A U.K. judge criticized HBOS Plc today for its handling of the 2006 collapse of a gift-basket company Farepak Foods and Gifts Ltd. following a month-long trial.
A London court case to disqualify the directors of the defunct firm was abandoned yesterday by the British government, “based on consideration of evidence.” Judge Peter Smith, in a statement made today in court, said it was impossible for the Insolvency Service to continue a case against the Farepak directors, a group that included a former president of the Confederation of British Industry.
“It is ironic that if the bank’s reputation for playing hardball had been repeated by the government two years later, HBOS would not be here and that is something else that HBOS might like to think about,” Smith said.
HBOS is a unit of Lloyds Banking Group Plc (LLOY), Britain’s second biggest publicly owned lender.

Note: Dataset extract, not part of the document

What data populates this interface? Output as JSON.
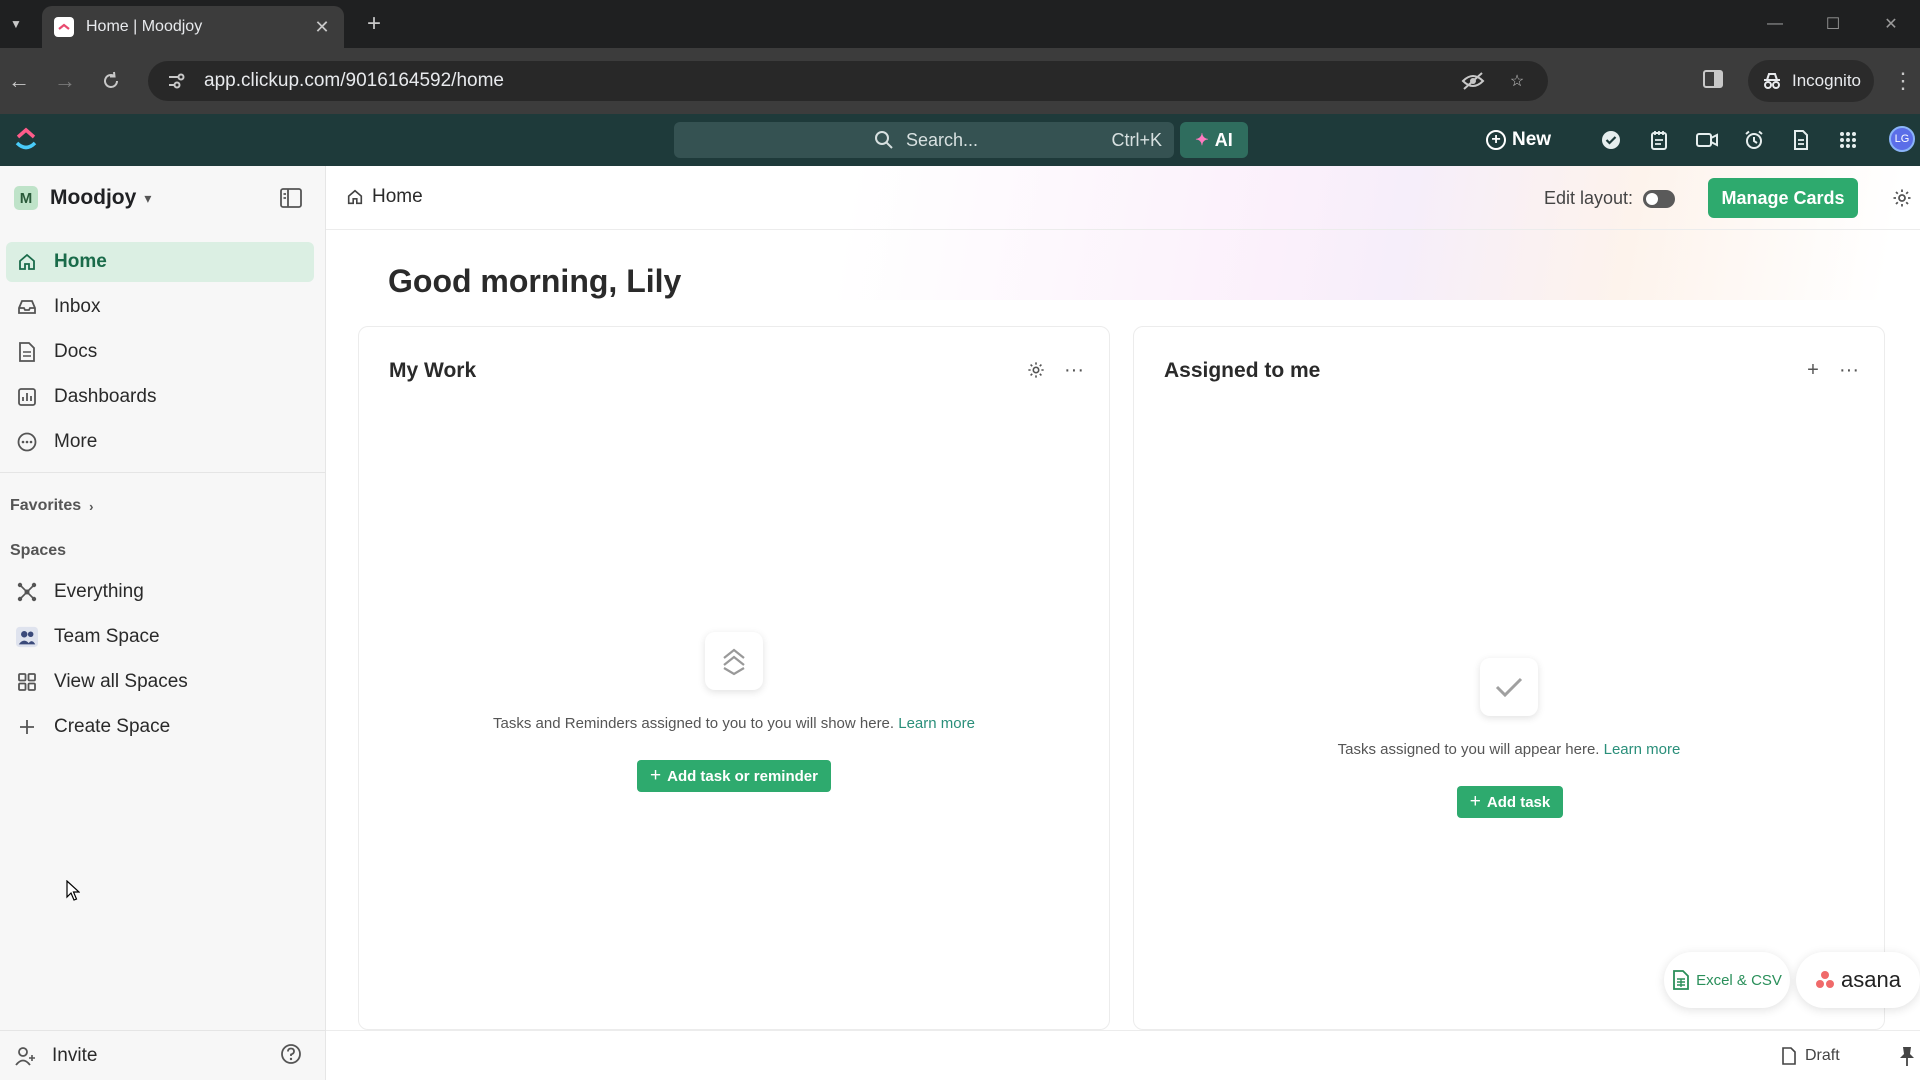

In excess of 100,000 customers lost 40 million pounds ($62.5 million) when Farepak, a subsidiary of European Home Retail Plc (EHR), collapsed in October 2006. Most were low-income families who made weekly contributions that were to be exchanged for vouchers for Christmas presents. While an investment of as little as 3 million pounds would have been enough to save the company, HBOS “was not prepared to do it,” Smith said.
“The bank and its employees acted entirely appropriately throughout its relationship with European Home Retail,” HBOS said in an e-mailed statement today. “It made entirely reasonable decisions based on the information available.”
HBOS said it contributed 2 million pounds to a compensation fund after Farepak collapsed.
Smith said it was a tragedy customers had lost their money.
“This is not a court of morality, but I would suggest that HBOS really ought to look at the collections that they took in September and October and seriously consider whether or not they ought to make a further substantial payment to the compensation fund,” he said.